That title should be in all-caps. Because I am THAT excited!
My first rotation in third year med school was OBGYN. I delivered a baby before I even know how to put up an IV. And now, my first rotation of Internship is OBGYN, and this time the big milestone is delivering babies via C-section.
It is something we all have to do (the HPCSA requires that interns do at least ten, but preferably more, solo C-sections), but it still feels pretty special. I was getting a bit worried. A lot of people did sections in their first week of being a doctor and here I was, one month in an not a single section behind my name (I’m not the only one, but that’s besides the point).
It’s actually really hard to get the chance to try your hand at a C-section. When it’s an emergency, interns can’t cut because we might take too long. When we have a long list, we can’t cut for the same reason. When the patient has had previous caesars they don’t like for us to cut if we are still inexperienced, because adhesions make it really difficult when the anatomy is obscured. And when it is the middle of the night, scrub nurses and anaesthetists just want to get things over and done with, and pressurise the doctor not to let the intern cut.
So I’ve experienced all of those things and I almost thought I was never going to be able to cut and that I would have to come back to repeat OBGYN.
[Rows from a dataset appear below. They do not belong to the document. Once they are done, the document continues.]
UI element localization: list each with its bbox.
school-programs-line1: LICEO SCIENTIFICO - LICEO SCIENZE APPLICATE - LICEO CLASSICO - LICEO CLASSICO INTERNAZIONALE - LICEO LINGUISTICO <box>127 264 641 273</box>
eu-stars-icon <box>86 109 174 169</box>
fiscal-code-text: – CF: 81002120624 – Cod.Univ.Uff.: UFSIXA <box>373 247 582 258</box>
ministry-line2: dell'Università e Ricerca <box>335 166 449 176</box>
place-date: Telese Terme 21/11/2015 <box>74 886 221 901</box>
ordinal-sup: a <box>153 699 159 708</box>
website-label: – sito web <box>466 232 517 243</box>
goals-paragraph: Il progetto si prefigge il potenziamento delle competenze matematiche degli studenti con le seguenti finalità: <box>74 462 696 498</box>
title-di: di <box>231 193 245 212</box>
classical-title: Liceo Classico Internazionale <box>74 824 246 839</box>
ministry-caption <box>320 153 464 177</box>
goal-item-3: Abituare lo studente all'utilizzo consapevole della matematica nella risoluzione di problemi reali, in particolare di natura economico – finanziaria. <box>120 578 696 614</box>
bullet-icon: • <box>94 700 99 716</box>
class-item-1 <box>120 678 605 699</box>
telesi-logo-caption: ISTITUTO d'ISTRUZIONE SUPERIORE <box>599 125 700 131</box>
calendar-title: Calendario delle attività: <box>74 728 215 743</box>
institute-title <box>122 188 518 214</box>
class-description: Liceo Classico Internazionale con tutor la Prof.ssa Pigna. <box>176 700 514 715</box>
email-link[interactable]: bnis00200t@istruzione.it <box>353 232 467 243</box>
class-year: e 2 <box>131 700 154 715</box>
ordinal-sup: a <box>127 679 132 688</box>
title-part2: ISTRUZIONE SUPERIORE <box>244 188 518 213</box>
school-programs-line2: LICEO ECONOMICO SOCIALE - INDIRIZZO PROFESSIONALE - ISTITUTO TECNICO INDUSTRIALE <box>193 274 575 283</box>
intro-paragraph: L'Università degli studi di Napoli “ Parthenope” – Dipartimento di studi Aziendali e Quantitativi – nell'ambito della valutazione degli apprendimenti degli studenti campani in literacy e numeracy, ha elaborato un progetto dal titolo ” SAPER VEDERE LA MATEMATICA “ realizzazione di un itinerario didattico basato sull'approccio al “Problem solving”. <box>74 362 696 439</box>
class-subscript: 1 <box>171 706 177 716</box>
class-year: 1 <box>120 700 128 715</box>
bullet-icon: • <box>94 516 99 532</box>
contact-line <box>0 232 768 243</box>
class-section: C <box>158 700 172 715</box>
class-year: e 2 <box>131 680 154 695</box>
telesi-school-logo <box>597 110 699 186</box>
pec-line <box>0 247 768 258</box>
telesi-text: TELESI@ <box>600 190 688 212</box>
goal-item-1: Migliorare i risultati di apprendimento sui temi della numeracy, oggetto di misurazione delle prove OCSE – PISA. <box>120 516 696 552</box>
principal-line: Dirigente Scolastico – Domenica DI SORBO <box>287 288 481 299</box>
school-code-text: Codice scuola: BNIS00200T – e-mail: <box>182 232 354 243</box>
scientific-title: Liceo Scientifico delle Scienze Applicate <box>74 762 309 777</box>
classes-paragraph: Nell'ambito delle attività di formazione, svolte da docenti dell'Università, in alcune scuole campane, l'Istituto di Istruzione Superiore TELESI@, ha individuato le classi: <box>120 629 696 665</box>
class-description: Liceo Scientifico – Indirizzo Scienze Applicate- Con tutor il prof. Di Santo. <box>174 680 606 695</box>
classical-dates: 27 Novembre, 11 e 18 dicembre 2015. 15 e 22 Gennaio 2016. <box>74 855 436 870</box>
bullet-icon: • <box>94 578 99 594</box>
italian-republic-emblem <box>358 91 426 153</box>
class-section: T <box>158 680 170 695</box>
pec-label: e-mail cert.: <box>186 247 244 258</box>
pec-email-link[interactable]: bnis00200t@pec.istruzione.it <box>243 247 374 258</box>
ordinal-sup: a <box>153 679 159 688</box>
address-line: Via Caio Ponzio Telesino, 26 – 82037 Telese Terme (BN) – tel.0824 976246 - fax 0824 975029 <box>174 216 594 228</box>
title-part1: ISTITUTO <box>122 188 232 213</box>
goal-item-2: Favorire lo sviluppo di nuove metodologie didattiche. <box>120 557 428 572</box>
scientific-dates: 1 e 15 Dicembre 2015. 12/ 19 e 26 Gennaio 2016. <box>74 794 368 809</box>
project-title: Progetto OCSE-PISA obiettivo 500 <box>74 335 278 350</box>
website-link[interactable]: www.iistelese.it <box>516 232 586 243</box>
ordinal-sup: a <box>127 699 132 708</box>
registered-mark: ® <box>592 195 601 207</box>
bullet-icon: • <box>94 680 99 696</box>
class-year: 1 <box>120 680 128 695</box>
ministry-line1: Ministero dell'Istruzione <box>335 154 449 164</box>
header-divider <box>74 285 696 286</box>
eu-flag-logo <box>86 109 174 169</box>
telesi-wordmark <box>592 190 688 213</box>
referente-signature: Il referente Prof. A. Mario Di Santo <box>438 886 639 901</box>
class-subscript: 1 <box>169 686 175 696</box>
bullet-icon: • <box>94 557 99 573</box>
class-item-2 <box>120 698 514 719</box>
BUT TODAY I CUT! I was so terrifed. The doctor that assisted/taught me is actually a friend of mine from high school, and he was SO, SO patient with me. A C/S is supposed to be really quick, like… 20 minutes. I took an hour and fifteen minutes from start to finish.So… that is not ideal. But that’s how learn, right?
We also struggled a little bit to get the baby’s head delivered, and eventually just used some gentle forceps to assist.
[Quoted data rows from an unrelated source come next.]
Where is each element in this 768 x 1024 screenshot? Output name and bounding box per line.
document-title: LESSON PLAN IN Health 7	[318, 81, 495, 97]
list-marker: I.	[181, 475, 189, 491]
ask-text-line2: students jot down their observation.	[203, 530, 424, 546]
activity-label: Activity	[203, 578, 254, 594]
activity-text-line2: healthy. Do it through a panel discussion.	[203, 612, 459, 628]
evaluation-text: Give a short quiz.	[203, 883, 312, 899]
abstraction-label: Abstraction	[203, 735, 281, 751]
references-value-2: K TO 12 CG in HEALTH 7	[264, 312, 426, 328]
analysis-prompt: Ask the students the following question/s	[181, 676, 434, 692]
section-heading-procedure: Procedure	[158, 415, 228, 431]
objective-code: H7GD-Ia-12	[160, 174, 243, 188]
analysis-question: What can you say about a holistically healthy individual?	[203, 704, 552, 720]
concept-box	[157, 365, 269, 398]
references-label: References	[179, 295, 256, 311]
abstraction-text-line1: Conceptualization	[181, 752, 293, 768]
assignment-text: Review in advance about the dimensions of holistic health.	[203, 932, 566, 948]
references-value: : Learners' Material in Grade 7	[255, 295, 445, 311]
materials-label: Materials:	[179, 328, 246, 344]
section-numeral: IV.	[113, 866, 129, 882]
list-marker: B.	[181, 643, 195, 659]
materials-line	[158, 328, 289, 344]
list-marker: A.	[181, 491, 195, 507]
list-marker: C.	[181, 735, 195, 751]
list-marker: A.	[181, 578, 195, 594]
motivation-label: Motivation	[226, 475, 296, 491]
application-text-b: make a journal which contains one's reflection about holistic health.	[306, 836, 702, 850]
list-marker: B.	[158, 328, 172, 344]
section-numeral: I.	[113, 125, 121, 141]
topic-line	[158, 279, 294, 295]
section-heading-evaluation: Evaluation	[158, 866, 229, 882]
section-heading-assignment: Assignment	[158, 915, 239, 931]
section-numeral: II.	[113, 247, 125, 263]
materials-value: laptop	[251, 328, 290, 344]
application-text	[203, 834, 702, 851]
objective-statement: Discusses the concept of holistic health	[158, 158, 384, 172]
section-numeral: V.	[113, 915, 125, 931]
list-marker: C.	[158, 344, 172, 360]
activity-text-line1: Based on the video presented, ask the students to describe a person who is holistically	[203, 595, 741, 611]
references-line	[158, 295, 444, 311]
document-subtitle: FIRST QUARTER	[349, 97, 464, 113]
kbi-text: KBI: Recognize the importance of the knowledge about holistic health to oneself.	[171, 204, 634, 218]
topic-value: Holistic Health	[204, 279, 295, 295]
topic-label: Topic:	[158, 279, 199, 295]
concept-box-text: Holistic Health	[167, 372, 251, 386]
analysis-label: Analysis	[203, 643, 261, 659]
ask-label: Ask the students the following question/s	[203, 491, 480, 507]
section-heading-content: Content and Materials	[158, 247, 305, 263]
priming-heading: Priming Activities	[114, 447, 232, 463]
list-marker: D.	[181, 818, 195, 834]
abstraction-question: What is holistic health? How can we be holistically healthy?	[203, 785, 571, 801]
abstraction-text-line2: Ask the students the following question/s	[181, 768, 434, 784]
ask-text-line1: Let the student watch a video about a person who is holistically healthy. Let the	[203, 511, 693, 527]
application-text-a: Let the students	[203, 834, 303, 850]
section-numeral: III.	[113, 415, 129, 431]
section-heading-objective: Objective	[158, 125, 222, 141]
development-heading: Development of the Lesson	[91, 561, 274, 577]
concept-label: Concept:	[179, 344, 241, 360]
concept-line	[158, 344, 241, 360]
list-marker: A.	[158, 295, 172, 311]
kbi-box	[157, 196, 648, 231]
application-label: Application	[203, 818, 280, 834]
I was shaking like a leaf and made my first incision waaaaay too shallowly. I’ve assisted in so many sections recently but it looks very different from the other side of the table. Hand-tying knots was also remarkably more difficult with shaking, double-gloved hands. Additionally we have budget constraints, so we are technically supposed to use only two sets of stitches for closing the uterus (twice), the sheath, and the skin. I kind of forgot how to do hand-ties half-way through from being so nervous.
One scrub nurse made a few comments about my (lack of) speed, but in general the OR staff was very supportive and cheered me on. It probably helped that our elective list was only three long, and there were no emergency sections incoming.
What a cool experience. I’ve never really adored surgery but this was very nice and I’m actually looking forward to my next one. A vigorous baby girl was born, and when she cried, I nearly cried as well!